Samsung has a deep knowledge of the Tizen OS and may be able to improve the user experience and performance while also using fewer hardware resources or even a smaller processor, Gold said.
But the biggest commercial benefit of the Tizen is that it gives Samsung an alternative to Android, and makes Samsung less dependent on Google. “Tizen gives Samsung differentiation, while Google will enforce much more uniformity across various manufacturers that want to use Android Wear for watches,” Gold said.
Whether the Tizen difference resonates with smartwatch buyers is unclear. If Samsung can produce a smartwatch with superior battery life and at low cost with Tizen, it could be important. So far, battery life in smartwatches is limited, sometimes requiring daily recharging, depending on the model. As for cost, early-adopter smartwatch buyers have paid $300 or more, atop of the cost of a smartphone that gets paired via Bluetooth with the smartwatch.
Apple Watch legitimises Samsung’s smartwatches
The overall market for smartwatches is expected to be a small fraction of the smartphone market, but that doesn’t mean it won’t be an enormously important market to both Samsung and Apple.
Both companies are expected to put major marketing dollars behind their smartwatches because of the devices’ connections to a wide variety of fitness and other applications, as well as to more expensive smartphones. They will be seen as the must-have fashion and gadget item for many tech-savvy buyers, and will offer either company a chance to create a greater brand connection.

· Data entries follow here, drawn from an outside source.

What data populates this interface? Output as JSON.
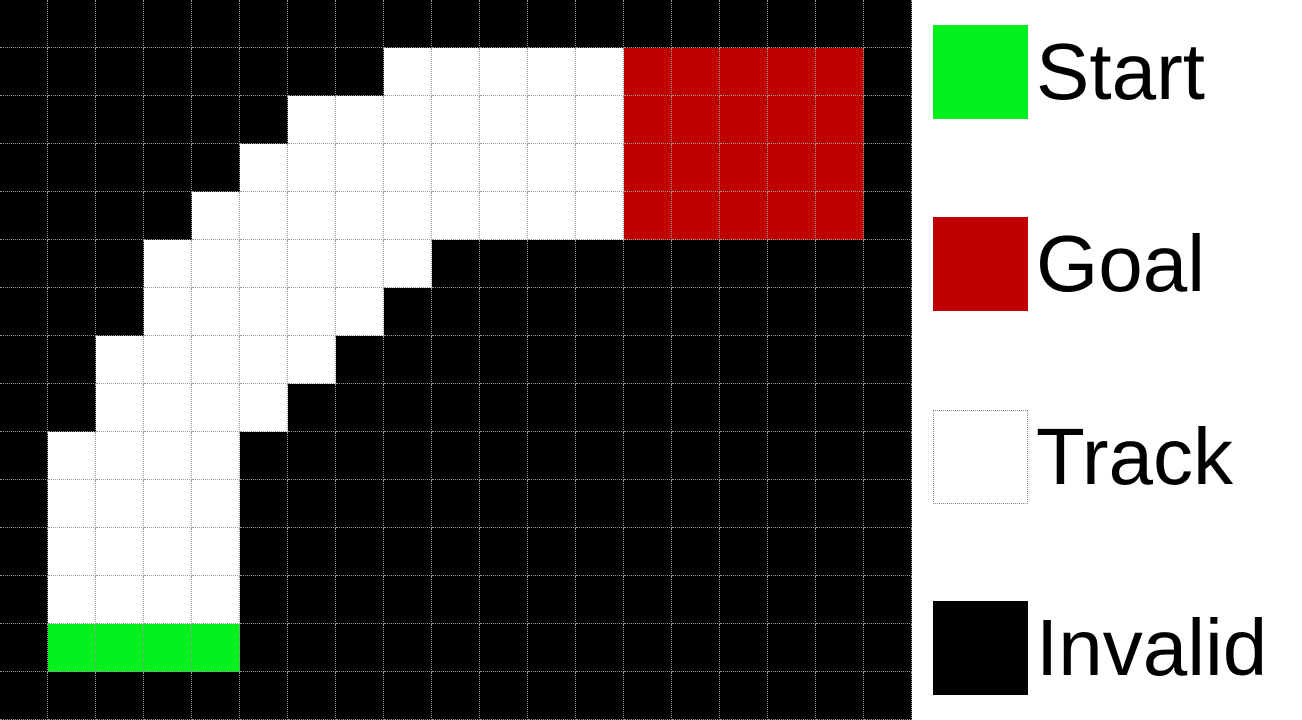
{
  "figure": {
    "name": "racetrack-gridworld",
    "columns": 19,
    "rows": 15,
    "cell_size_px": 48
  },
  "grid": {
    "gridline_color": "#999999",
    "palette": {
      "K": "#000000",
      "W": "#ffffff",
      "S": "#00f01e",
      "G": "#c00000"
    },
    "rows": [
      "KKKKKKKKKKKKKKKKKKK",
      "KKKKKKKKWWWWWGGGGGK",
      "KKKKKKWWWWWWWGGGGGK",
      "KKKKKWWWWWWWWGGGGGK",
      "KKKKWWWWWWWWWGGGGGK",
      "KKKWWWWWWKKKKKKKKKK",
      "KKKWWWWWKKKKKKKKKKK",
      "KKWWWWWKKKKKKKKKKKK",
      "KKWWWWKKKKKKKKKKKKK",
      "KWWWWKKKKKKKKKKKKKK",
      "KWWWWKKKKKKKKKKKKKK",
      "KWWWWKKKKKKKKKKKKKK",
      "KWWWWKKKKKKKKKKKKKK",
      "KSSSSKKKKKKKKKKKKKK",
      "KKKKKKKKKKKKKKKKKKK"
    ]
  },
  "legend": {
    "background": "#ffffff",
    "items": [
      {
        "label": "Start",
        "swatch_color": "#00f01e",
        "swatch_style": "solid"
      },
      {
        "label": "Goal",
        "swatch_color": "#c00000",
        "swatch_style": "solid"
      },
      {
        "label": "Track",
        "swatch_color": "#ffffff",
        "swatch_style": "dotted-border"
      },
      {
        "label": "Invalid",
        "swatch_color": "#000000",
        "swatch_style": "solid"
      }
    ]
  }
}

On that score, Apple would seem to be the clear winner because an Apple Watch could delight its loyal Apple base eager for new technology. Some analysts have predicted as many as 30 million Apple Watches will be sold in the first year, about 75 percent of all smartwatch sales for the same period. About 10 million smartwatches sold in 2014, Gartner said, with Samsung taking the largest share.
Apple’s big splash with its Apple Watch will undoubtedly legitimise the entire smartwatch category. Apple has said it will have 34 different models, starting at US$349, which matches the initial price of the Gear S.
While Samsung might be envious of the enthusiasm for the Apple Watch, Apple’s entry may help Samsung – for a time.
“Samsung’s smartwatches are going to benefit from the Apple marketing machine,” Burden said. “Apple has a way of legitimising markets in the eyes of consumers, and Apple will push a rising tide that lifts all ships.”
Samsung might see Apple as its biggest smartwatch competitor, but the Apple Watch marketing storm will probably push traditional watch makers, such as Tag Heuer and Swatch, to enter the market. “They’ll see that the smartwatch market is not likely to go away and these vendors will want to have a stake,” Burden said.
“The competition Samsung faces will only become more fierce, but Samsung should benefit from Apple’s Watch launch in the short run,” Burden added.
That could be small comfort, given all the disappointing news Samsung has faced on the smartphone front in recent months.